Monday Manners: Playdate Etiquette

In keeping with this month’s theme: Back to School, I thought it be appropriate to talk about playdate etiquette. As children go back to school, stay at home moms may be looking forward to their playdates with their younger children and other moms, but before you leave your house to attend one of these gatherings be sure to know the rules.

Ways to Behave at a Playdate: 

1. Make a Good Impression: If this is your first time attending a playdate, be sure to bring something with you. This could be some freshly baked cookies, bread or other goody, just make sure there are no peanuts in the food, unless you know for a fact the other child/children are not allergic. In addition, you’re going to want to dress well. I’m not saying you need to dress fancy, but wearing sweatpants and a sweatshirt to a playdate will not make a good impression. You’ll also want to make sure that you are friendly and not overly opinionated. If you start mingling and realizing you have little in common, you do not agree with anything they say, or you are outright offended by their opinions, it is best to keep your own mouth shut tight. If you decide afterward this group or person is not your cup of tea, then at least you’ve left a good impression and make a mental note to not schedule a future playdate.

2. Keep the runny nose at home: If your child has a runny nose, a fever, a cough or any other “sickly” symptom, do not attend the playdate. I repeat, DO NOT ATTEND THE PLAYDATE. Call the other mom or the mom who is coordinating the group and let her know that you are so grateful for the invitation, but you will need to decline and attend the next gathering as your child is sick. No one wants to have your sick child around their child. I know that it can be hard being home all day and getting together with other mom friends is nice, but even if your child’s energy level is fine, they are still sneezing and coughing all over other children. This will not only leave other mom’s questioning your child’s health, but it will also put everyone in an awkward situation when someone needs to confront you about the germs your child may be spreading. If your child has allergies and struggles with allergy symptoms, you may feel comfortable attending the group and explaining to everyone at the beginning that your child has allergies and is not contagious. This will ease the minds of the other mothers and allow the group to carry on as usual. If you are the one hosting the group and your child is sick, please cancel and apologize. Other moms will be happy that you were honest and not spreading sickness. Finally, if your child is a “little” sick (i.e. a minor cold), please follow the above mentioned protocol. Do not ask everyone if it’s OK if your child comes to play. If you ask everyone if they mind, they will say no because they don’t want to hurt your feelings and if they say yes, they feel like a total jerk. I’ve had this happen to me. I’ve had to tell someone they could not bring their child and I felt really bad afterward, but I thought it was only fair to keep everyone healthy.

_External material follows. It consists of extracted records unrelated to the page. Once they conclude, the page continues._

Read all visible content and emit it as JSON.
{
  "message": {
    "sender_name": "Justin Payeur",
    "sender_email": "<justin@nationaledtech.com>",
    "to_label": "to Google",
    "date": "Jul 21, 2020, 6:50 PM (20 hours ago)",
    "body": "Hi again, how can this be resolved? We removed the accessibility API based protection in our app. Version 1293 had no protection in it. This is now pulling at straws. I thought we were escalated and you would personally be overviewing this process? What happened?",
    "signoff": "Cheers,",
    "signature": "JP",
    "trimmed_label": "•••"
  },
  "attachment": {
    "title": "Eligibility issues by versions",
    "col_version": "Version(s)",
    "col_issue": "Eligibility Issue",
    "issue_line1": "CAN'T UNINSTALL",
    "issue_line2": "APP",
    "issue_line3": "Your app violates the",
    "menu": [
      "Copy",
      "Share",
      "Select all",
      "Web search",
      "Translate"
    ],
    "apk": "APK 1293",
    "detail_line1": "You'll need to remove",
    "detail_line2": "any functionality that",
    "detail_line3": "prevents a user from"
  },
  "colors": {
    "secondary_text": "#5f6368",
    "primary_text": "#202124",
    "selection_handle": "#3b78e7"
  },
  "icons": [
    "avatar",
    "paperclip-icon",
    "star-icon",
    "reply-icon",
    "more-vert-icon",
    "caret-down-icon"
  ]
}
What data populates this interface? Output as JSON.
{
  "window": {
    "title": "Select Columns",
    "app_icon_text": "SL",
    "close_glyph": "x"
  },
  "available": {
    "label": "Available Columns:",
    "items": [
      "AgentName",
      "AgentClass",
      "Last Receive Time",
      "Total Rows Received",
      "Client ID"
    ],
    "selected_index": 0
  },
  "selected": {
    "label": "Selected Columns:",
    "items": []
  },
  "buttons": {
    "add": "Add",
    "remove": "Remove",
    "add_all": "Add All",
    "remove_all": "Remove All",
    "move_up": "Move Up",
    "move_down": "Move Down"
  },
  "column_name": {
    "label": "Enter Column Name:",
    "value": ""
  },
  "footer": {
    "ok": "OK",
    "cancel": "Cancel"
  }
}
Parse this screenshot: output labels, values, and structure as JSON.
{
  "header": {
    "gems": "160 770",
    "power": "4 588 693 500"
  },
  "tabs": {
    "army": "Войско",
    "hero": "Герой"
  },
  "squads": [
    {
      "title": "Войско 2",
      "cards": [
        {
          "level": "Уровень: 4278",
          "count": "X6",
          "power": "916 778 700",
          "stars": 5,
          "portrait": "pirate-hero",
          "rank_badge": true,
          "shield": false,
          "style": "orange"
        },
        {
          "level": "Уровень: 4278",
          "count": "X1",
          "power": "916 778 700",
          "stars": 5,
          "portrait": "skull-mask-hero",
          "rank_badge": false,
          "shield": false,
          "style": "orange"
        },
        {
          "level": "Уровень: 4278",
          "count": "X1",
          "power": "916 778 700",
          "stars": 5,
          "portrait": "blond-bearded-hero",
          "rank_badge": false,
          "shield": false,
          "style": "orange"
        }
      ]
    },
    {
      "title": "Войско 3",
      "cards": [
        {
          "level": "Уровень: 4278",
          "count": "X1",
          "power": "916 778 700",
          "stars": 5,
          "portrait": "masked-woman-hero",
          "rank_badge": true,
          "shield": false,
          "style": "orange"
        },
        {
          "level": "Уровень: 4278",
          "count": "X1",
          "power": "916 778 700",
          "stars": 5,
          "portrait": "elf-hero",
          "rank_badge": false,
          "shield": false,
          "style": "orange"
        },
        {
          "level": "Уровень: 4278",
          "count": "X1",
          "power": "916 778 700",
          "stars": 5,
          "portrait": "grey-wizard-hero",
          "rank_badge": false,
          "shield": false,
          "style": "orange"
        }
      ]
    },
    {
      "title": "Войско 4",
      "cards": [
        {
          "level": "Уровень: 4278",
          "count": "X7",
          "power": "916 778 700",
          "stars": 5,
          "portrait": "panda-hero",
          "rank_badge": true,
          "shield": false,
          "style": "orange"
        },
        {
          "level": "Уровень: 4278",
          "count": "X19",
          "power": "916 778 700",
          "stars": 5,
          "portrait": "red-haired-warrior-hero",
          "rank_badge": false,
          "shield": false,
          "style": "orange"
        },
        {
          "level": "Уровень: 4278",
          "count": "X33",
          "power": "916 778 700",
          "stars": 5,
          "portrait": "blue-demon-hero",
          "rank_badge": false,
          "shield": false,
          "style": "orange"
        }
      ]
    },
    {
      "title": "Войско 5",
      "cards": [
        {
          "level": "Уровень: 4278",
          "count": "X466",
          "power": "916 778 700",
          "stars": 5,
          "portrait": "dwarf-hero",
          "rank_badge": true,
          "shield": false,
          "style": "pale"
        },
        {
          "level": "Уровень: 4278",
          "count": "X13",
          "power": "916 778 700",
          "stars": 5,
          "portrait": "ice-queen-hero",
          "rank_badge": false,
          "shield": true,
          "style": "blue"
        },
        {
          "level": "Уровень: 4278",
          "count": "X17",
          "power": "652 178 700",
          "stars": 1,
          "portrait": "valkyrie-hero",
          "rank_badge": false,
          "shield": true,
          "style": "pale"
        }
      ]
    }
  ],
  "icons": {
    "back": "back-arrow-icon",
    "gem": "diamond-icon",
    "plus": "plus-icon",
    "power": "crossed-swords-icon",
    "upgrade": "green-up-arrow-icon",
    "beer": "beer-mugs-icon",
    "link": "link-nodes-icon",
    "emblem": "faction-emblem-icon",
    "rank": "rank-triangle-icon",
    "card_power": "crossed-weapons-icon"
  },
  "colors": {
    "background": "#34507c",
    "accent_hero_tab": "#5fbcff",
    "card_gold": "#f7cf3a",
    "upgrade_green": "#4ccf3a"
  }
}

3. Thank you and Good-bye: Once the date is over, be sure to say thank you. If this is a new group/friend, be sure to send a handwritten thank you card. It will mean a lot to the host. In addition to thanking everyone, be sure to leave promptly when the playdate is over. Never over stay your welcome. This is obtrusive and rude and it is a good rule of thumb that if the host has set the hours of a date, then they more than likely have a schedule they need to stick to for the day. It is best to honor their request, their schedule and their hospitality.

So there you have it, ways to behave on a playdate. I hope you find this useful and don’t forget, you can always send in a question is you have one! Happy Etiquette!

*Disclaimer: I am not an etiquette expert, I just really enjoy learning about it. I have no professional training or background in etiquette, but am passionate about teaching manners to friends and family. These etiquette tips are mostly my opinion of what I think is appropriate based on my readings and the way I was raised and are meant only for entertainment purposes.